WHO IS A VIOLENT EXTREMIST?

 In Criminal Profiling, FAQ, Right Wing Extremism, Violent Extremism

Violent extremism is a broad church, with membership encompassing different types or categories of individuals and groups ranging from terrorists (politically-motivated), right/left-wing militants (ideologically-motivated), to active shooters (socially-motivated).  These categorical boundaries are often more fluid, blurred, multi-factorial and random in reality with crossovers between terrorist-type acts committed by militants (eg. Anders Breivik in Norway in 2011) and school shooters (eg. Columbine massacre in 1999) as well as other forms of mass killings such as deadly riots, fatal stabbings and so forth.  Such fixed categorical distinctions fail to capture the degree to which all  violently extreme incidents are influenced by political-ideological-social-cultural factors, antecedents, and other idiosyncratic drivers.

However, each of these groups of violent extremists has quite distinctive features at the level of specific characteristics like age, motivation, personality type, psychological characteristics, mental state, intelligence, socio-cultural background, political affiliation, and so forth.  The box is indicative of the wide variance ‘in’ and ‘between’ the three primary groups of violent extremists – terrorists, militants and shooters.

 

As can be seen, the motivations, issues, and tactics are vastly different for each group and become more uniquely particular to individuals as the level of abstraction moves further down the line from general to specific characteristics and features.[1]

The essential ‘take-home’ message of this categorical continuum is that at the highest level of generality what ‘unites’ these three disparate groups is their willingness to use and engage in violent and extreme actions to achieve their very different objectives.

The common denominator between terrorists, militants and shooters is their ‘cognitive willingness’ towards violent extremism.  Willingness is about ‘beliefs’ which reside in the minds of individuals.  Beliefs are firmly held convictions that one accepts something as true or real, generally without definitive proof of its existence.

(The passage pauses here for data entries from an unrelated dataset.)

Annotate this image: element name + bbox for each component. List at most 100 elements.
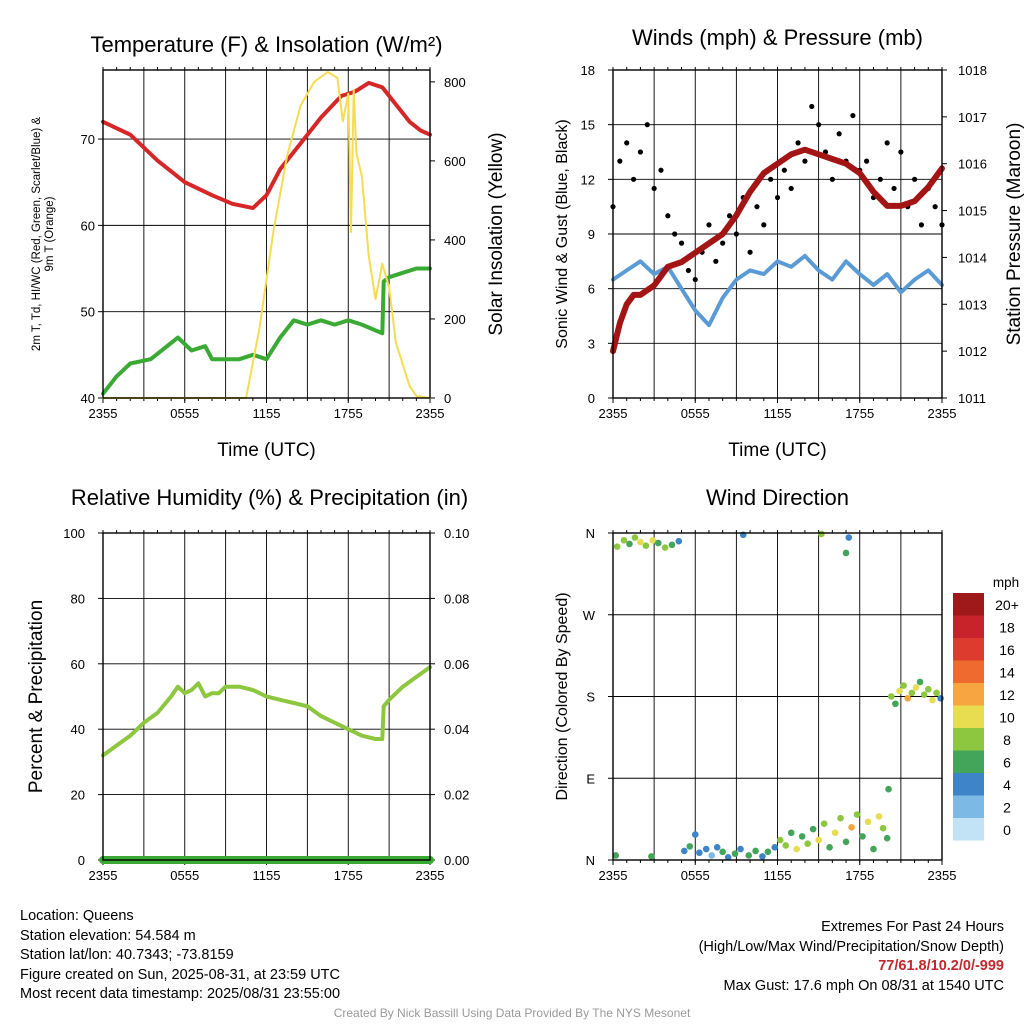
direction-point	[815, 836, 822, 844]
direction-point	[879, 824, 887, 832]
gust-point	[685, 267, 691, 274]
legend-label: 0	[1003, 822, 1011, 838]
direction-point	[612, 852, 620, 859]
legend-swatch	[953, 750, 984, 773]
direction-point	[912, 684, 920, 691]
y-tick-label: 9	[588, 227, 595, 242]
y-tick-label: W	[583, 608, 596, 623]
legend-swatch	[953, 683, 984, 706]
direction-point	[820, 820, 828, 827]
y-right-tick-label: 800	[444, 75, 466, 90]
direction-point	[870, 845, 877, 853]
direction-point	[661, 544, 669, 551]
extremes-subheading: (High/Low/Max Wind/Precipitation/Snow De…	[698, 938, 1004, 955]
y-axis-label: 2m T, Td, HI/WC (Red, Green, Scarlet/Blu…	[31, 117, 43, 351]
series-td	[101, 266, 432, 396]
station-info: Location: Queens Station elevation: 54.5…	[20, 907, 340, 1005]
direction-point	[809, 825, 817, 833]
plot-border	[612, 69, 943, 399]
elevation-text: Station elevation: 54.584 m	[20, 927, 196, 944]
gust-point	[761, 222, 767, 228]
legend-label: 14	[999, 665, 1015, 681]
direction-point	[702, 845, 710, 853]
gust-point	[754, 204, 760, 210]
panel-3: 2355 0555 1155 1755 2355 0 20 40 60 80 100 0.00 0.02…	[26, 485, 469, 883]
direction-point	[649, 536, 657, 544]
direction-point	[804, 840, 811, 847]
speed-legend: mph 20+ 18 16 14 12 10 8 6 4 2 0	[953, 575, 1019, 841]
x-tick-label: 1755	[334, 868, 363, 883]
y-right-tick-label: 0.04	[444, 722, 469, 737]
y-right-tick-label: 1014	[958, 250, 987, 265]
direction-point	[764, 848, 772, 856]
recent-data-text: Most recent data timestamp: 2025/08/31 2…	[20, 986, 341, 1002]
direction-point	[759, 853, 766, 860]
gust-point	[884, 140, 890, 146]
chart-title: Relative Humidity (%) & Precipitation (i…	[71, 485, 468, 510]
x-axis-label: Time (UTC)	[217, 440, 316, 461]
direction-point	[826, 843, 833, 851]
y-right-tick-label: 1015	[958, 204, 987, 219]
legend-swatch	[953, 818, 984, 841]
x-tick-label: 1755	[845, 406, 874, 421]
direction-point	[696, 849, 703, 857]
plot-border	[102, 69, 431, 399]
direction-point	[845, 534, 853, 541]
x-tick-label: 0555	[170, 868, 199, 883]
gust-point	[809, 103, 815, 110]
direction-point	[937, 695, 944, 702]
gust-point	[726, 213, 733, 219]
direction-point	[631, 534, 639, 541]
x-tick-label: 0555	[681, 406, 710, 421]
gust-point	[644, 122, 650, 128]
direction-point	[626, 540, 633, 548]
direction-point	[831, 829, 839, 837]
chart-title: Wind Direction	[706, 485, 849, 510]
direction-point	[724, 853, 732, 861]
direction-point	[793, 845, 800, 853]
gust-point	[877, 176, 883, 182]
y-tick-label: 18	[581, 63, 595, 78]
direction-point	[776, 836, 784, 844]
y-right-tick-label: 1018	[958, 63, 987, 78]
y-right-tick-label: 1012	[958, 344, 987, 359]
x-tick-label: 1155	[253, 406, 281, 421]
direction-point	[620, 536, 628, 544]
series-2m-t	[101, 80, 432, 211]
panel-2: 2355 0555 1155 1755 2355 0 3 6 9 12 15 18 1011 1012 10…	[554, 25, 1024, 461]
legend-swatch	[953, 773, 984, 796]
y-tick-label: 80	[71, 591, 85, 606]
y-right-tick-label: 200	[444, 312, 466, 327]
direction-point	[929, 696, 936, 704]
direction-point	[916, 678, 924, 686]
legend-label: 16	[999, 642, 1015, 658]
legend-label: 20+	[995, 597, 1019, 613]
direction-point	[920, 691, 928, 698]
legend-label: 4	[1003, 777, 1011, 793]
y-right-tick-label: 600	[444, 154, 466, 169]
x-tick-label: 2355	[599, 406, 628, 421]
y-tick-label: 15	[581, 118, 595, 133]
y-tick-label: 40	[81, 391, 95, 406]
gust-point	[706, 222, 712, 228]
credit-text: Created By Nick Bassill Using Data Provi…	[333, 1006, 691, 1020]
y-tick-label: 60	[71, 657, 85, 672]
gust-point	[850, 112, 856, 119]
x-tick-label: 1155	[764, 406, 792, 421]
x-tick-label: 0555	[170, 406, 199, 421]
direction-point	[900, 682, 907, 689]
x-tick-label: 2355	[416, 406, 445, 421]
y-right-tick-label: 0.06	[444, 657, 469, 672]
y-tick-label: S	[586, 690, 595, 705]
location-text: Location: Queens	[20, 908, 134, 924]
y-tick-label: N	[586, 853, 595, 868]
y-tick-label: 50	[81, 305, 95, 320]
legend-swatch	[953, 660, 984, 683]
x-tick-label: 2355	[599, 868, 628, 883]
direction-point	[686, 843, 694, 850]
legend-label: 18	[999, 620, 1015, 636]
meteogram-figure: 2355 0555 1155 1755 235540506070020040060080…	[26, 25, 1024, 883]
legend-label: 2	[1003, 800, 1011, 816]
direction-point	[708, 852, 715, 859]
gust-point	[774, 194, 781, 201]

A conceptual distiction needs  to be made here about the very term ‘beliefs’ as it is often associated with the notion of ‘ideology’ , especially in the political science literature where ideology is seen as a system of political beliefs.  Whilst, the notion of a ‘political’ set of ‘beliefs’ may well hold true for militants and terrorists, it may be less applicable to active shooters, where revenge, rage, uncontrollable anger and exacting retribution for ‘perceived’ wrongs provides the motivational fuel for violently extreme acts rather than a set of through out and strongly held ‘potitical beliefs’.

Hence, for a violent extremist the ‘cognitive willingness’ to use lethal violence is more about a ‘personal’ set of ‘beliefs’ that may or may not be mixed with ‘political’ or ‘ideological’ dogma. Thus, at a higher conceptually abstract level, what unites – terrorists, militants and shooters – is the set of personal, cognitive, beliefs they hold that justify the use of extreme violence, ever where there is considerable variance between them at the more specific motivational level of political, ideological beliefs.

A further distinction is necessary here in relation to individuals regarded a ‘violent extremists’ and ‘terrorists’ by virtue of being found to be ‘associated’ with a terrorist/militant/extremist group, cell or network but who for a multiplicity of reasons don’t actually subscribe to a personal, cognitive set of violently extreme beliefs. Such individual are often just plain ‘caught up’ in a terrorist/militant/extremist gang/group/cell/or network.

In other words, ‘associating’ with a terrorist/militant/extremist gang does not automatically make one a ‘true believer’.   Individuals join terrorist/extremist cells for often mundane reasons like a sense of adventure, to get employment, to have an identity, or to give their life some meaning.  Therefore, in theory, such individuals should be more ‘cognitively open’ to disengagement as they don’t need to be ‘deradicalised’ as much as a ‘true believer’ would.  If having to potentially kill someone is the price to be paid for adventure, fun, excitement or employment, then so be it.  Of course, the risk is still there, whether they are a ‘true believer’ or not makes little difference to a target.

 

References

Department of Homeland Security. (2012). Case Studies on Violent Extremism.  Retrieved April 4, 2012 from http://www.dhs.gov/news/2012/06/22/statement-record-principal-deputy-counterterrorism-coordinator-john-cohen-house.

[1] The Department of Homeland Security has developed a number of case studies on violent extremism groups like violent anarchists, racist skinheads, and sovereign citizen extremists (DHS, 2012).